At the time, QSP was a long-established player in the UK market for corporate financial software. When its revenues and market share began to slip in the mid-1990s, it attempted to move away from pure software development and made a bid to expand its services business.
It opened a separate NetConsulting wing, acquired a business intelligence software developer, and formed an alliance with expenses management specialist Extensity. It also floated in a bid to widen its capital base and give it an opportunity to extend overseas. However the 1995 acquisition of its US operation proved a massive drain on resources.
Management changes followed in 1996 and 1997 and the web enablement and ASP issue raised its head. But QSP had already taken too many financial hits. It couldn’t afford to pump sufficient funds into this new area – and when it finally entered the market, it was too late.
A former spokesman for the company says: ‘The company had been dogged by bad luck since our formation 20 years ago. There were attempts to reinvent the business using limited funds. Also, the company was not getting the contracts signed – and unfortunately we were a niche company in a field where other companies had the advantage of having been around longer.’
Market insiders believe the company had been touted around in search of buyer for a couple of years. More likely, it was only searching for a matter of months or weeks.
But QSP’s intellectual property is definitely available now and the field is wide open. Meanwhile, QSP customers such as the Bank of England, British Airways and Sony have some decisions of their own to make.

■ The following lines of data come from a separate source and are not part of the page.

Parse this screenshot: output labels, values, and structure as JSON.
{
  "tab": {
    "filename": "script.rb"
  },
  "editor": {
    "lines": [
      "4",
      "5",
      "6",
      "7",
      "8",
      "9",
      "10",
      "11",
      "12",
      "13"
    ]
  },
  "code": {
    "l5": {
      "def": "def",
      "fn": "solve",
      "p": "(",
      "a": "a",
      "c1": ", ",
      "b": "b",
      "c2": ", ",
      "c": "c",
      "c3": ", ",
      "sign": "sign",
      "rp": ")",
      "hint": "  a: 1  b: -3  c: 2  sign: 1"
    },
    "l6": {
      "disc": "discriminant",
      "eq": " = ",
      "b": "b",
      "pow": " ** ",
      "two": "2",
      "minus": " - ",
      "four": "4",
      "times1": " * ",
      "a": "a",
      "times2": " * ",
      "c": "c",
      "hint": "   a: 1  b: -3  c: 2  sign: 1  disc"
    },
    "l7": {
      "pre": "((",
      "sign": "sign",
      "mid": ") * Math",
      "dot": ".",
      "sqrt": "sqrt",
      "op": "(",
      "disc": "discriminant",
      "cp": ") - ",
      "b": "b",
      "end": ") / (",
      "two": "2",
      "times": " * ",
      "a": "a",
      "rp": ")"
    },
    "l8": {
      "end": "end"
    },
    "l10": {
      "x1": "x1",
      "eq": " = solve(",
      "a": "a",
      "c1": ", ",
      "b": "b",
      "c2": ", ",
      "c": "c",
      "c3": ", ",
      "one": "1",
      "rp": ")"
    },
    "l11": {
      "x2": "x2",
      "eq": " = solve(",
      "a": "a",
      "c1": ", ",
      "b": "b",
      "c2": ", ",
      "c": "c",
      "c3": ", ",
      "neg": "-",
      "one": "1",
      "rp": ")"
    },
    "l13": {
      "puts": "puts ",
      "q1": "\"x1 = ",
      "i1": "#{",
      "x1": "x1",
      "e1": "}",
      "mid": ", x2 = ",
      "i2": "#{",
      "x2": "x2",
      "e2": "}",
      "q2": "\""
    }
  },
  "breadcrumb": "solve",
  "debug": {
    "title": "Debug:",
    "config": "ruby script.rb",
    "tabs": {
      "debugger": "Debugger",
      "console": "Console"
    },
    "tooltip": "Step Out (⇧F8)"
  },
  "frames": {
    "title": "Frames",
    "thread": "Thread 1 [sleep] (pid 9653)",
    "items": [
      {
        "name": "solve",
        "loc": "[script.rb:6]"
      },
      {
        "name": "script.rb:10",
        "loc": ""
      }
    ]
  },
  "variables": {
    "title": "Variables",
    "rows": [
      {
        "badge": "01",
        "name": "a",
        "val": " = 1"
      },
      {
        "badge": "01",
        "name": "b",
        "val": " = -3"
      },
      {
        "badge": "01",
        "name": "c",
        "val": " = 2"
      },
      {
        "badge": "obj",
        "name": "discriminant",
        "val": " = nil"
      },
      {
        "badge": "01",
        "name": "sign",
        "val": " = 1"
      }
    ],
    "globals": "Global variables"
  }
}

Software houses endure downturn www.accountancyage.com/IT/1126074
Mixed predictions for ASPs
Business and accounting solutions provider Accpac said 30% of its sales leads in September were for ASP solutions, particularly in companies with networks of one to 10 users.
Keith Fenner, Accpac’s assistant vice-president of internet business said most of Accpac’s products were now offered as ASP solutions.
‘It is a low cost option that it is scalable from anything like a chip store right up to a global company,’ Fenner told AccountancyAge at the Softworld show in Birmingham. ‘Our clients that use DOS are transferring across to an ASP platform and we are also running on Linux.’ Accpac claims savings of up to 20% can be made by using an ASP solution as opposed to buying the software and running it on a network – which is a strong proposition at a time when IT budgets are being cut, but companies are expected to keep up with technology.
Fenner said accountants were very keen on the idea. Among Accpac clients using the ASP option is PricewaterhouseCoopers in South Africa. The company also claims to be talking to a number of mid-tier firms.
Hosted financial applications company Impaq said ASPs were being strongly promoted by accountants in the UK. A spokesman for the company said: ‘ASPs replace the bureau-type service that accountants used to offer their clients.
A 10-man business can now use a product that would normally only be affordable by a much larger company.’
However, enterprise software provider Coda was more cautious about the market for hosted solutions – particularly outside the US. The company said the US was currently a strong market for ASPs, but argued that the UK was still at the ’embryonic stage’.
E-business solution provider Agresso Unit 4 is also turning its interest elsewhere. Managing director John Crooks said the company did not see a demand for ASP services in the UK and saw the future in mobile services and resource management.